Реквин рассмеялся и покачал головой. Локки положил третью колоду рядом с предыдущими, встал и достал из брюк еще одну колоду.
— Ваши служители, конечно, обнаружили бы эти колоды. Они так искусны, что, конечно, у человека без куртки и обуви нашли бы четыре… подождите, почему четыре? Я, должно быть, неверно сосчитал…
Он извлек из-под рубашки пятую колоду и присоединил ее к небольшой башне на столе.
— Я никак не мог спрятать пять колод от ваших охранников, мастер Реквин. Пять колод — это совершенно нелепо. Но вот они. Боюсь, если бы понадобилось пронести больше, пришлось бы доставать из не вполне приличных мест. И как ни жаль мне в этом сознаваться, у меня нет задуманной вами карты. Но подождите… я, кажется, знаю, где ее найти…
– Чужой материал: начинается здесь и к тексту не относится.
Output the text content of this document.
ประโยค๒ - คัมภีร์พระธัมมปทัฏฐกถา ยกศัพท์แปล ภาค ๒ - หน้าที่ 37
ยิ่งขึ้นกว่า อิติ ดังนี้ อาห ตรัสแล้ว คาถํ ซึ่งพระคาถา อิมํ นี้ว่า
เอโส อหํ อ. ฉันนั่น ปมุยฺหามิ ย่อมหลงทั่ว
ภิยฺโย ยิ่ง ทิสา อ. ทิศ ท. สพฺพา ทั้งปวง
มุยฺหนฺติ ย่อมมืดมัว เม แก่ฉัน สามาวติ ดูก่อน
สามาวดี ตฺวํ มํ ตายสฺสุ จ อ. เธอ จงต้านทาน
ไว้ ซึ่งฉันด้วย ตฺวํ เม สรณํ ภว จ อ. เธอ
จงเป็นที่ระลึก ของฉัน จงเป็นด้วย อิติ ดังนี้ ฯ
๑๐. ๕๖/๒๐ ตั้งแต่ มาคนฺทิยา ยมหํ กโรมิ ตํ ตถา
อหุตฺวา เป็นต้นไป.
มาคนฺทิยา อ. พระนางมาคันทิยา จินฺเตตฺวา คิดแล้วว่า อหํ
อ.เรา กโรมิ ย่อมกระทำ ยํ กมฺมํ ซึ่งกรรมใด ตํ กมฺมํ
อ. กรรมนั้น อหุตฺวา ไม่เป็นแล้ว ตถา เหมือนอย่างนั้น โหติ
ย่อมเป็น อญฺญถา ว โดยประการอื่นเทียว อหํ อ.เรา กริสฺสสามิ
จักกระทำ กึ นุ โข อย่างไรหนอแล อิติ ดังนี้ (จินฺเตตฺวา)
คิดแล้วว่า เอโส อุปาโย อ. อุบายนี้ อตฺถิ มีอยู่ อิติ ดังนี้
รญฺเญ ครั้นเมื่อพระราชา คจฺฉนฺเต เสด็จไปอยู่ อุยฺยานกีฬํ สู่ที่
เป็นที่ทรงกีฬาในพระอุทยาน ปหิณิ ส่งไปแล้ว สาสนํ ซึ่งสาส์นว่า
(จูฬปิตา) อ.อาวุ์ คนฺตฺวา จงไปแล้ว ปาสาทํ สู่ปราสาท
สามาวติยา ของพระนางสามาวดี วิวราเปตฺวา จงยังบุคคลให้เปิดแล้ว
Он поднял со стола недопитую бутылку вина и извлек из-под нее карту.
— Ваша карта, — сказал он, поворачивая ее кончиками пальцев левой руки. — Десятка
— Что ж, — рассмеялся Реквин, демонстрируя под оправой очков широкую дугу желтоватых зубов. — Весьма искусно. И вдобавок одной рукой. Но даже если я признаю, что вы можете проделывать такие трюки постоянно, в присутствии моих служителей и гостей… вы и мастер де Ферра проводили много времени за играми, где контроль гораздо более тщательный, чем над карточными столами.
— Я могу рассказать вам, как обмануть и в этих играх. Только освободите меня.
— Зачем предоставлять вам такое преимущество?
— Тогда давайте поменяемся. Освободите мою правую руку, — сказал Локки, вкладывая в слова всю искренность, на какую был способен, — и я объясню вам, почему не следует доверять нынешней системе безопасности в Солнечном Шпиле.
Реквин посмотрел на него, сложил пальцы в перчатках и кивнул Селендри. Та убрала лезвия — не перестав, впрочем, направлять их на Локки — и нажала на переключатель за столом. Локки, неожиданно свободный, выпрямился и стал растирать правое запястье.
— Вы очень любезны, — сказал он. — Действительно, мы много играли не только за карточными столами. Но каких игр мы тщательно избегали? «Красные и черные», «Считаем до двадцати», «Желание девушки». Всех игр, в которых гости играют против Солнечного Шпиля, а не друг против друга. Игр, математически рассчитанных на то, что заведение всегда остается в выигрыше.
— Иначе трудно заработать, мастер Коста.
— Да. И для нас они совершенно бесполезны: мне нужны плоть и кровь, чтоб было кого дурачить. Мне безразлично, сколько при этом у вас действует механизмов и сколько служителей за мной наблюдают. В игре между гостями всегда возможен обман. Это так же верно, как вода проходит сквозь щели корабельного корпуса.
— Очень смелая речь, — сказал Реквин. — Меня восхищает красноречие обреченных, мастер Коста. Но мы с вами оба знаем, невозможно обмануть, скажем, «Карусель риска» — разве только все четверо игроков сговорятся, что делает игру совершенно бессмысленной.
— Это верно. Обмануть карусель невозможно, по крайней мере в вашей башне. Но если нельзя обмануть игру, можно обмануть игроков. Вы знаете, что такое бета паранелла?
— Снотворное. Очень дорогая алхимия.
— Да. Бесцветная, безвкусная и вдвойне действенная, если принята с алкоголем. Вчера вечером за каждой партией, прежде чем передать карты, мы с Джеромом посыпали ею пальцы. У мадам Корвалье есть хорошо известная привычка жевать за игрой и облизывать пальцы. Рано или поздно она должна была получить достаточную дозу, чтобы отключиться.
— Да, — сказал Реквин, явно озадаченный. — Селендри, ты что-нибудь знаешь об этом?
— По крайней мере могу поручиться, что у Корвалье есть такая привычка, — шепотом ответила она. — Это ее любимый метод раздражать противников.
— Так и есть, — подтвердил Локки. — Было истинным удовольствием смотреть, как она сама себя усыпляет.
— Готов признать, что ваша история правдоподобна, — сказал Реквин. — Меня самого… немного удивила необычная слабость Измилы.
— Действительно. Эта женщина сложена как эллинг из Древнего стекла. Мы с Джеромом выпили больше; то, что выпила она, не заставило бы ее и глазом моргнуть, если бы не порошок.